这样的顾喜梅,这让她陌生,却又让她熟悉。
她曾经有一段时间,也见到过这般的女儿。但是很短暂的时间,她的目光又恢复到了平常的温顺乖巧,让她以为是一场梦。可是现在重新面对着女儿的眼睛,她觉得似乎有一副成人的躯体正在那双眼睛的背后看着她,拷问着她的灵魂。
你,真的尽力吗?
你,真的问心无愧?
意娘忽然就不敢跟她对视了,急急的将头撇向了一边,看着枝头上灿烂的春花,想要借着这个来驱赶走心头的那份颤意。
第61章 替罪
意娘不说话,喜梅落得了轻松,当下也不开口,只是静坐在那里,母女俩之间一时静的只有鸟儿叽叽喳喳的声音。
“我回来了。”喜梅坐在那里正发呆着,忽然凭空里听到这么一句话,下意识的就起身往那过望去,果然看到顾凤璋笑意吟吟的站在门口,虽然姿态上是波澜不惊的,但是眼角眉梢却是透着笑意,显然极其欢喜。

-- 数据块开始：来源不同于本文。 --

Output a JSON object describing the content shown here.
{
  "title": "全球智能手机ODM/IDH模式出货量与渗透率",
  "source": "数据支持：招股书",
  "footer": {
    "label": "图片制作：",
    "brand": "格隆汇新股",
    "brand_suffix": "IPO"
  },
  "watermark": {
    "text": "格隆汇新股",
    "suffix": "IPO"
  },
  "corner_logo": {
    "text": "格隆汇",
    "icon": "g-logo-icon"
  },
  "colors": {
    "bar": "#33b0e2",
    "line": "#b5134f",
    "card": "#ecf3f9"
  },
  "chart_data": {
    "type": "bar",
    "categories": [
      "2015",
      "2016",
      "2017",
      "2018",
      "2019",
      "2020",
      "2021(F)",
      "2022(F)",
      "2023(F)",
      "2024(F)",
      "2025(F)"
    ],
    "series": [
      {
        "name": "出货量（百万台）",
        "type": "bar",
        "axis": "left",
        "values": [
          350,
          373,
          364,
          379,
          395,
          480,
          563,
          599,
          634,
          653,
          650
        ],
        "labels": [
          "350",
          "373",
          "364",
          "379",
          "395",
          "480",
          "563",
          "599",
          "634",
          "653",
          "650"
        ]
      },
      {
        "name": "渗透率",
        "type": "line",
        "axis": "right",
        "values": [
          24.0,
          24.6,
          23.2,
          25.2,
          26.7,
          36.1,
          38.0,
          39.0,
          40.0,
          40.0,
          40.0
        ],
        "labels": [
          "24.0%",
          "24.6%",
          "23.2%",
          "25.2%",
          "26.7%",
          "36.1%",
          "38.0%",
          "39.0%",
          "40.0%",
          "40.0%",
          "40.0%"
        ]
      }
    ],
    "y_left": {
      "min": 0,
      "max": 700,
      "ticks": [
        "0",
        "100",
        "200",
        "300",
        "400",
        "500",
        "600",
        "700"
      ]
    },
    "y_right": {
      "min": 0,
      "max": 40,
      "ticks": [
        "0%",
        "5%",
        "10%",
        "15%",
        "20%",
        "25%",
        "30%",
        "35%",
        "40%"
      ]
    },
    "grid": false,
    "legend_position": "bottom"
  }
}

“爹。”喜梅愣了愣,没想到两人竟然是这种见面方式,有些慌乱的站起来欠了欠身,旋既又觉得这礼太轻了,遂摆正了身子一福,却是郑重的做了个大礼。
不知道为什么,在顾凤璋面前她总是轻慢不起来。
这个爹爹不管外表多么冷酷,但是内里,他却是比任何人都要对她好。
顾喜梅看得出来,顾凤璋果然比意娘更牵挂着她。
无需要言语,他的眼神已经说明了一切。
“嗯,回来了。”顾凤璋看着喜梅在园中,心中又惊又喜,急急的往前迈了一步,却又觉得自己的举措有些太失礼,忙稳了稳身子,从容不迫的走了进去。
只是,他这步伐却比平时快了许多。
喜梅站在原地,看着他向自己走来,心中五味陈杂。她本来是抱着对顾凤璋一肚子怨气而来的,可是眼下看着他真情流露下的关怀,那些质问的话如鲠在喉,怎么也说不出去。
顾凤璋走到了桌前,意娘早已起身为他拉开了位置,他摆摆手,捡了靠近喜梅的一侧坐下,笑着问道,“几时进门的?可曾用过饭。”
没有责难也没有质疑,她口气平常的就像是往日顾喜梅在京中游历回来之后,父女闲聊的那样。
看着他关切的眼神,喜梅差点就说出了没吃两个字。不过当话溜到舌尖时,她想到了自己此来的目的。
好险,差点就顺着他的话头走了。如果答应没吃,然后接下来就是吃饭,以及杂七杂八一堆事,到最后只怕跟自己的目的越来越远。想到那里,喜梅忍不住摇了摇头,然后很肯定的说,“吃了。”
“哦。”顾凤璋听到这个,点了点头,只是笑。他显然已经看出她在说谎,却并不拆穿。
喜梅站在那里,感觉在他面前自己就像是个小孩子,有些无可奈何,却也不得不承认他本来就比自己高明许多。
“外面好玩吗?”
“爹我可以问你一件事情吗?”
两人的话几乎同时开口,看着对面的人,都有些吃惊,但是很快,顾凤璋恢复了平静,对着吃惊的喜梅点了点头,“如果说事情的话,那我们到书房去吧。”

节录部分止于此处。